AHW national president Robert Mendoza claimed that many health workers from the regions still lacked the protective gear and there is severe understaffing in public hospitals and health facilities that lead to health workers extending long hours of duty.
The demands are legit as these were set as benefits and allowances under Republic Act. No. 11469, or the “Bayanihan to Heal as One” Act.
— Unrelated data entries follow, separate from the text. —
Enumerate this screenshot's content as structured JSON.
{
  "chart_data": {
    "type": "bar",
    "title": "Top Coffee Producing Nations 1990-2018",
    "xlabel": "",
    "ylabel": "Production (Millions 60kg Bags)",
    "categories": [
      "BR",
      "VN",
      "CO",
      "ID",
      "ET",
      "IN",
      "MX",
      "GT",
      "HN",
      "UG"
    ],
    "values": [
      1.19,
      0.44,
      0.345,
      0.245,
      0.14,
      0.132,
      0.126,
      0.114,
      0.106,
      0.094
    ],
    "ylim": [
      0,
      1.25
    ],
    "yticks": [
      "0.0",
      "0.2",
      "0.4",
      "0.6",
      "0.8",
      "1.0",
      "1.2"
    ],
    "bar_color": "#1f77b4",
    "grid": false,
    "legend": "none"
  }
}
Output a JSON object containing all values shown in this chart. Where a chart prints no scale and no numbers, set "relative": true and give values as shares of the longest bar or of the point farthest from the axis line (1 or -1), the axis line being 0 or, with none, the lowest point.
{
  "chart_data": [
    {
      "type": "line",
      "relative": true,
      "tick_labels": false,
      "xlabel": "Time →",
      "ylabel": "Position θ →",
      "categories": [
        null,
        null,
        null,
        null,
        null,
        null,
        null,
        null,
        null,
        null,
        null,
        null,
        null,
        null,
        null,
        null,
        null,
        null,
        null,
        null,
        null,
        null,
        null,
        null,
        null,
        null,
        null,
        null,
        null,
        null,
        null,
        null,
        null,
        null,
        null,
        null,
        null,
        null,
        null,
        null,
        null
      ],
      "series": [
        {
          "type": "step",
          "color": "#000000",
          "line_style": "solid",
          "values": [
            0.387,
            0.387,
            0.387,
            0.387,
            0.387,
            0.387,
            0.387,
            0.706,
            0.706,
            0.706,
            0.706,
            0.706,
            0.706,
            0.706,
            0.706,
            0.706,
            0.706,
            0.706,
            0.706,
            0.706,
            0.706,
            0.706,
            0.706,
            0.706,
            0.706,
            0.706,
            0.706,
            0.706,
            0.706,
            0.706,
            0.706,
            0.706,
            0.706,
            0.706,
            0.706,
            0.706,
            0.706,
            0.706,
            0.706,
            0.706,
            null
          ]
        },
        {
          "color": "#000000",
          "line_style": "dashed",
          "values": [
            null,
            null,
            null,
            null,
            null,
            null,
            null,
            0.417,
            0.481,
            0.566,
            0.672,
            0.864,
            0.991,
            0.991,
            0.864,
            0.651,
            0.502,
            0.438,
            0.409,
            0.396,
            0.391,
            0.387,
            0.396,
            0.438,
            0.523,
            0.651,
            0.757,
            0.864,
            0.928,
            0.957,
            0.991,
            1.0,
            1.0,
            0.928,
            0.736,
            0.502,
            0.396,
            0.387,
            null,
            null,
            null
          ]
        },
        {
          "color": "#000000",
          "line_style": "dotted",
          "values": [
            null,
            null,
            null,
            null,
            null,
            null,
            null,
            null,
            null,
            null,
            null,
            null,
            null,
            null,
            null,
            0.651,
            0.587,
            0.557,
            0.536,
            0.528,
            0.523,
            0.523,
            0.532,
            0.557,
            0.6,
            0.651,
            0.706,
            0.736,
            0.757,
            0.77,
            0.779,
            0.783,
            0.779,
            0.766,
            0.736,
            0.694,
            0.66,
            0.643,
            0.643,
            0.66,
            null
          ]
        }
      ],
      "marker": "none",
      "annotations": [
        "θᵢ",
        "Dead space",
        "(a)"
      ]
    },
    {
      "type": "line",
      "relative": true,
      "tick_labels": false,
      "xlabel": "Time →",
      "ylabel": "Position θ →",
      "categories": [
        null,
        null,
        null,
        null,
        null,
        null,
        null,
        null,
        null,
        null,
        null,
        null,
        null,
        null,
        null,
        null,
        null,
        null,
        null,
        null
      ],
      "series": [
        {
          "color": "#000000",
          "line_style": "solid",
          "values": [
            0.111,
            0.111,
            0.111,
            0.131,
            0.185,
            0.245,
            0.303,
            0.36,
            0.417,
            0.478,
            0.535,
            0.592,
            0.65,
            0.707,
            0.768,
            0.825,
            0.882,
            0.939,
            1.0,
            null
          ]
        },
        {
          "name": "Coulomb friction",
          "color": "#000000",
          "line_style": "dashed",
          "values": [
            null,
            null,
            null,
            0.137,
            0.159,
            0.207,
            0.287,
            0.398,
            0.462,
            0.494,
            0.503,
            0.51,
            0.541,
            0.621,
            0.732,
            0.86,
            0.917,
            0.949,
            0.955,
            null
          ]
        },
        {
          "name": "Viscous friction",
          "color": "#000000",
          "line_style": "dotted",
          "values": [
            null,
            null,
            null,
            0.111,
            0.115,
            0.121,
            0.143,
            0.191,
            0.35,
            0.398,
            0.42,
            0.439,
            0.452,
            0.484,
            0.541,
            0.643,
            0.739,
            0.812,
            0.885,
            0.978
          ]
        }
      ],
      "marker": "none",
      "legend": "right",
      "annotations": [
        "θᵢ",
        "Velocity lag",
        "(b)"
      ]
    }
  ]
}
These include the P500 daily special risk allowance (SRA), compensation of P15,000 for mild cases, and P100,000 for severe cases for those who contracted COVID-19 while on duty.
Under the law that allotted P13.5 billion for health-related responses, P1 million would be given to the bereaved family of health worker martyrs who died in the line of duty, and P1 million indemnification to those who would suffer adverse side effects or death from the vaccines.
While on duty, there should be meal allowances, transportation, and accommodation for those who live in distant places so as to protect their families from being infected by them.
But all these have yet to be received by the health workers who at present are working tirelessly to respond to surging cases of COVID-19. Some 16,764 frontline health workers have yet to receive their hazard pay and risk allowance.
Why do people have to protest against their own government before they get their hard-earned benefits? Benefits for healthcare frontliners under the Bayanihan to Recover as One Act or the “Bayanihan 2” will continue to be provided even after the law expires, Senator Sonny Angara said last week.
Although Sen. Angara said so, that remains to be seen. In the meantime, our health workers who have not been duly compensated continue to treat COVID-19 patients, not inside hospitals but along the driveways.